OMB's one-page assessment said "Bonneville competes with the private sector, particularly in its surplus (electricity) sales to California," and suggested that the federal Columbia River power system and BPA's debt amount to taxpayer subsidies that are not being fully recovered by the U.S. Treasury. In addition, the White House agency suggested BPA's functions "could be performed under contract or through non-federal ownership" of the power system and that the power preference clause "restricts market activity."
The attack raised fears among Northwest members and public utilities that purchase BPA power that the Bush administration was laying the groundwork for selling it to private business or requiring it to charge rates equal to those of private utilities. Either change would require congressional approval. But Daniels later told Northwest senators there is "no such interest on our part."

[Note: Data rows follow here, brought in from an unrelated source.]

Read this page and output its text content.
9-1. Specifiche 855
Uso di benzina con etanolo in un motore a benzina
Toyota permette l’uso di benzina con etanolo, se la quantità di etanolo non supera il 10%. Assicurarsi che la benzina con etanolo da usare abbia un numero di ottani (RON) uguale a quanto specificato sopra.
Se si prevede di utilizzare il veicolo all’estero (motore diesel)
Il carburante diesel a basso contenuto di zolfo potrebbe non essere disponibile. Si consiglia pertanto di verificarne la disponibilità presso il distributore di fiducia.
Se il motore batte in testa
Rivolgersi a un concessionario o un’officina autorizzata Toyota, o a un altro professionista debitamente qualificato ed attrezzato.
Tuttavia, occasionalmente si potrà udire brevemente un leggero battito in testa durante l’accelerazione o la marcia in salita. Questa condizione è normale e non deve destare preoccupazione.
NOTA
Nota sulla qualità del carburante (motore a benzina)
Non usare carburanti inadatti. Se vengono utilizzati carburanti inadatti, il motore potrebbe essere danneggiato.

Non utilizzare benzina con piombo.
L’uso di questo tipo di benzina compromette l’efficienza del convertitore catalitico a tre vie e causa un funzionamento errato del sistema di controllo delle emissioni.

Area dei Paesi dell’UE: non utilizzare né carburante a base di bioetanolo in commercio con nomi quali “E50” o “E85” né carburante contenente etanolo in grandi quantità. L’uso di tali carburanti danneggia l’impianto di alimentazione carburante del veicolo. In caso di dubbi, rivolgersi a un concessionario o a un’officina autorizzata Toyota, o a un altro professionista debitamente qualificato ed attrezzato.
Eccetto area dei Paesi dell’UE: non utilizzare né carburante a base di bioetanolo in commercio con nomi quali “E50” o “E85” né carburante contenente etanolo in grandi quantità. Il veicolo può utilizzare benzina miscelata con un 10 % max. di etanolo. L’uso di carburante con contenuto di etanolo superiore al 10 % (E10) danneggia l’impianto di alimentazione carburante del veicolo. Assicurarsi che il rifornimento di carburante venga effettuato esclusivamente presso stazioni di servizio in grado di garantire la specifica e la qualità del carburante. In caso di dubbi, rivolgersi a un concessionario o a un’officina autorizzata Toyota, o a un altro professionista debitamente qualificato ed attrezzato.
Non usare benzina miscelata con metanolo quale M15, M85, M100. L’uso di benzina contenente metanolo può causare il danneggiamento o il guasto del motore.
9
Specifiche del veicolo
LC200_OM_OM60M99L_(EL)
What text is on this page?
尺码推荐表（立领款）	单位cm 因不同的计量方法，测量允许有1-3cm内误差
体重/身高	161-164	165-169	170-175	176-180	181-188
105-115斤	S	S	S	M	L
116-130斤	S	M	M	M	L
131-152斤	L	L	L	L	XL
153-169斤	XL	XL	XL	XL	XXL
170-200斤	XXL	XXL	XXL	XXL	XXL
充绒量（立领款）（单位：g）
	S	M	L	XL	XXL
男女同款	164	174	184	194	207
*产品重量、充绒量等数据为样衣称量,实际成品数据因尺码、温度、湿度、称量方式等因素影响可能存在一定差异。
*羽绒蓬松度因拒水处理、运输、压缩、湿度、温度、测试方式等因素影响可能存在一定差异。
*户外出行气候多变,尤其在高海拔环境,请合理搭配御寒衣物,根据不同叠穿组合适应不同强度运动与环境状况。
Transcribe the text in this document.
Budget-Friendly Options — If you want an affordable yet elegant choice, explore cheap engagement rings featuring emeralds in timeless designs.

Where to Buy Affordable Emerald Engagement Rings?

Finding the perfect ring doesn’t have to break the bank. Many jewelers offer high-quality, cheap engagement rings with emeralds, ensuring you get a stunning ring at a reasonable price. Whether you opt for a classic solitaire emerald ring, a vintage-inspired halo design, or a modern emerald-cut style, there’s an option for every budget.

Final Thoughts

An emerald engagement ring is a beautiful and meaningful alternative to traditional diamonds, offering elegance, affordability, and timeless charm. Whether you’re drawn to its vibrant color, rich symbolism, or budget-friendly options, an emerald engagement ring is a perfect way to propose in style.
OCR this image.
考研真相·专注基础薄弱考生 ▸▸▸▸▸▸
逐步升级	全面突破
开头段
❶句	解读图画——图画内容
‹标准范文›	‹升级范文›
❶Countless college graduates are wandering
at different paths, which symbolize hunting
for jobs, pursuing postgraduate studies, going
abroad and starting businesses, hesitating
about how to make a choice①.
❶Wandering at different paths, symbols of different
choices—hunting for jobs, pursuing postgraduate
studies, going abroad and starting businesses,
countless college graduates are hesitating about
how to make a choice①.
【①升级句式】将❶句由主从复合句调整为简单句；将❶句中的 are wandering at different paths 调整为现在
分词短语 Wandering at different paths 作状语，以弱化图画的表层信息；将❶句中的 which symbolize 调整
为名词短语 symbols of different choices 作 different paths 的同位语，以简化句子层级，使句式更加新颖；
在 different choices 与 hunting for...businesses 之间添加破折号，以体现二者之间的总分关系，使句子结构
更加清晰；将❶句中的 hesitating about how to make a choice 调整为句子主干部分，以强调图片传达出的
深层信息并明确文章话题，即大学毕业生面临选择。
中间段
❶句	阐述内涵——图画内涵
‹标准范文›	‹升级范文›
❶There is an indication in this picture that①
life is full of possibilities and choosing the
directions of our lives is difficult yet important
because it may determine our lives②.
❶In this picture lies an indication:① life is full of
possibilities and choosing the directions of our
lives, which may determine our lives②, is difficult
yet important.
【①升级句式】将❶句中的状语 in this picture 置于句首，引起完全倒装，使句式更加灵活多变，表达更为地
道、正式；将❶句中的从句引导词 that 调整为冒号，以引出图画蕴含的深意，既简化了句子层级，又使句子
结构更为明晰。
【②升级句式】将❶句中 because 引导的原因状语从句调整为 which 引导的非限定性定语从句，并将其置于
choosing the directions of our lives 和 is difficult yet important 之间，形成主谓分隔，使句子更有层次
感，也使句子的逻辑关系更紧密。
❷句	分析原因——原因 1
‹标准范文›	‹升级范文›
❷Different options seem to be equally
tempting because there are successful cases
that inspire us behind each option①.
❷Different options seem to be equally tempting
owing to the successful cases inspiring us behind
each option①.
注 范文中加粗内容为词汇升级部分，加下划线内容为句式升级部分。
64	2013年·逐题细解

In their letter, members asked Daniels to revise the OMB assessment to reflect decades-old laws mandating cost-based federal power, giving Northwest public power and other customers first rights to purchase it and previous Bush administration statements of support for those policies. Also, they said OMB mischaracterized BPA's debt repayment and refinancing terms as subsidies. They rejected OMB's suggestions for recovering "these phantom subsidies" through market pricing of power or privatization," which would further raise rates for consumers and businesses "already among those hit the hardest by the general downturn in our nation's economy."
The members vowed to protect and preserve the benefits of the Columbia River power system, "including the preference-centered system of reliable, cost-based power that is the bedrock of our regional economy."
"These assertions not only ignore statutes in existence for decades, but they are inconsistent with Energy Secretary Spencer Abraham's own pledge" at his 2001 Senate confirmation hearing to uphold the system of regional preference and cost-based rates, the letter said.
Members rejected OMB's "erroneous suggestion" that subsidies incurred during construction of hydropower facilities have not been recovered and that BPA's 1996 debt restructuring shifted part of the original construction costs on federal taxpayers nationwide. "As you likely know, it is Northwest ratepayers - rather than taxpayers - who continue to repay the U.S. Treasury for the federal government's investment in the (power system)," they wrote. They said all capital investments and borrowing are fully repaid at market-based interest rates.
In 1996, Congress and the Clinton administration agreed to refinance BPA's debt. The restructuring reduced the amount of debt but permanently raised interest rates to market levels and required a one-time $100 million payment from BPA to the Treasury.
Bush's FY04 budget did not propose legislation to change Bonneville's governing statutes. But in previous years, members of Congress from the Northeast and Midwest have introduced bills to privatize the agency, require it to charge market rates and give customers outside the Northwest equal access to the region's federal power.
The 2000-01 Western energy crisis, drought and economic recession have forced BPA to dramatically increase rates to offset high-cost, long-term contract power, reduced surplus power sale revenue and reduced power generation. BPA officials say its rates now equal or exceed those of private utilities.